There were funny moments too. Having had my application reviewed by a Research Ethics Committee that met in Essex, I then discovered how similarly I pronounce ‘Ethics’ and ‘Essex’, on the phone, to a poor, kindly person trying to understand which ethics committee had looked at it. Eventually, I said, “the one that met in Chelmsford” and we moved on. Having three ethics committees look at your work is not fun. As things are, it’s inevitable for research such as this, but unsurprisingly their expectations are not always compatible. The prison service doesn’t want any contact details for external people, such as academic supervisors, included on Participant Information Sheets; the NHS expects this. The University wants email addresses only; prisoners don’t have email. The NHS REC regarded the notices that prison governors would issue to let prisoners and staff know about the research as ‘posters’ that the REC should scrutinise, so needed the final text agreeing before I could get their approval – 6 months in advance of the governor issuing the text. Prison governors are incredibly busy people, so I am indebted to them for having calmly accepted this.

There is, outwardly, plenty of advice available on NHS websites. Much of it is out of date, hard to find, or impossible to understand. There are flow charts describing a parallel world, ‘start here’ guides buried beyond discovery, and directories that are out of date. Lovely, kind and supportive staff within the NHS R&D offices or working with RECs do their best, but if your project is unusual, there are things they can’t be expected to know, such as that there’s a limited number of Health RECs who will look at prison applications, until it’s nearly too late.

I’m not alone in this. In my struggle to understand the process, I came across numerous articles by academics similarly venting their frustrations, including one that fairly calmly reflecting on the problems, before revealing that their own project had spent the entire initial research budget trying to get permissions for research. Wiser people before me have also found that processes designed for quantitative-based medical interventions and clinical trials cannot adjust to the needs of qualitative research. And yet not much seems to have changed. My gripes may seem small, but behind them is a bigger issue, that of the imbalance of power between researchers and research ethics committees and the lack of accountability of the people, some experts, some lay people, appointed to make such important decisions.

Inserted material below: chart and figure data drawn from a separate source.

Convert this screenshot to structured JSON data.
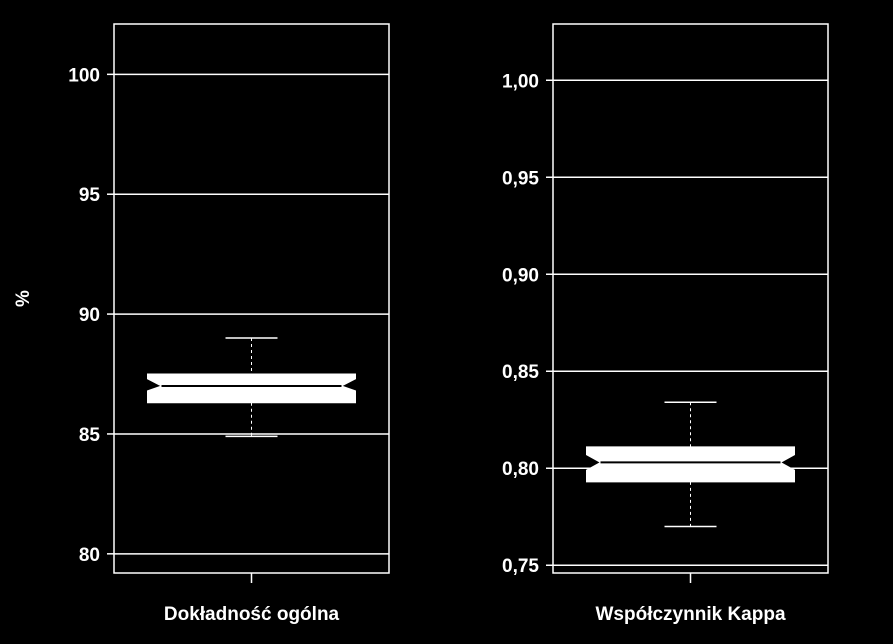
{
  "chart_data": [
    {
      "type": "boxplot",
      "xlabel": "Dokładność ogólna",
      "ylabel": "%",
      "ylim": [
        79.2,
        102.1
      ],
      "yticks": [
        80,
        85,
        90,
        95,
        100
      ],
      "ytick_labels": [
        "80",
        "85",
        "90",
        "95",
        "100"
      ],
      "grid": true,
      "box": {
        "whisker_low": 84.9,
        "q1": 86.3,
        "notch_low": 86.8,
        "median": 87.0,
        "notch_high": 87.3,
        "q3": 87.5,
        "whisker_high": 89.0
      }
    },
    {
      "type": "boxplot",
      "xlabel": "Współczynnik Kappa",
      "ylabel": "",
      "ylim": [
        0.746,
        1.029
      ],
      "yticks": [
        0.75,
        0.8,
        0.85,
        0.9,
        0.95,
        1.0
      ],
      "ytick_labels": [
        "0,75",
        "0,80",
        "0,85",
        "0,90",
        "0,95",
        "1,00"
      ],
      "grid": true,
      "box": {
        "whisker_low": 0.77,
        "q1": 0.793,
        "notch_low": 0.799,
        "median": 0.803,
        "notch_high": 0.807,
        "q3": 0.811,
        "whisker_high": 0.834
      }
    }
  ]
}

So now I have all the ethical approvals I need, 10 months after I first starting filling in the forms, I’m remembering fondly why I’m here. It comes in flashes; the possibility of time to open that new book I’ve been eyeing up, something on the news that reminds me of the relevance of my research interests, a chance conversation with a colleague. Best of all was a recent conversation with a senior manager at one of the prisons I’ll be visiting for fieldwork. We’d not spoken before, but within minutes she’d reminded me why I’m doing this, why it matters that I’ve survived through all these hurdles. Out there are people who are doing their best in tough circumstances, and good quality research may just be able to help them. I’m looking forward to getting on with it.